# Data Tutorial

This notebook demonstrates how to use the `src/meli_ads/data` module to load and transform the dataset.

In [1]:
import sys
import os
from pathlib import Path

# Ensure src is in python path
project_root = Path(os.getcwd()).parents[0]
if str(project_root) not in sys.path:
    sys.path.append(str(project_root))

from src.meli_ads.data import MeliChallengeDataset
from src.meli_ads.data.transforms import HistoryFeatureExtractor

## 1. Initialize Dataset

We initialize the dataset pointing to the raw data directory.

In [2]:
# Initialize dataset with the transformer
dataset = MeliChallengeDataset(
    data_dir='../data/raw',
    transform=HistoryFeatureExtractor()
)

## 2. Load Data

Load the training data (first 1000 rows for speed).

In [3]:
df_train = dataset.load_train(nrows=1000)
df_train.head()

Loading train data from ../data/raw/train_dataset.jl...

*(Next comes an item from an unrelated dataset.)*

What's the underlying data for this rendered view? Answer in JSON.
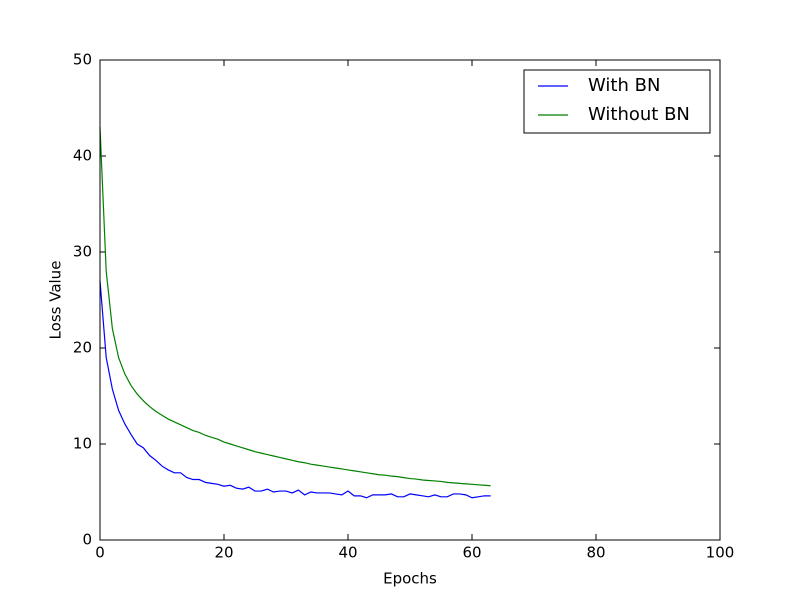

Unnamed: 0,user_history,item_bought
0,"[{'event_info': 1786148, 'event_timestamp': '2...",1748830
1,"[{'event_info': 643652, 'event_timestamp': '20...",228737
2,"[{'event_info': 248595, 'event_timestamp': '20...",1909110
3,"[{'event_info': 'RADIOBOSS', 'event_timestamp'...",1197370
4,"[{'event_info': 'AMAZFIT BIP', 'event_timestam...",2049207


## 3. Apply Transforms

The `load_train` returns the raw pandas DataFrame. 
To get a **transformed** example (with features extracted), we use `get_example(index)`.

In [4]:
# Get the 0-th example, transformed
example = dataset.get_example(0, dataset='train')

print("Transformed Keys:", example.keys())
print("Num Events:", example['num_events'])
print("Item Bought:", example['item_bought'])

Transformed Keys: dict_keys(['user_history', 'item_bought', 'num_events', 'num_views', 'num_searches', 'last_viewed_item'])
Num Events: 19
Item Bought: 1748830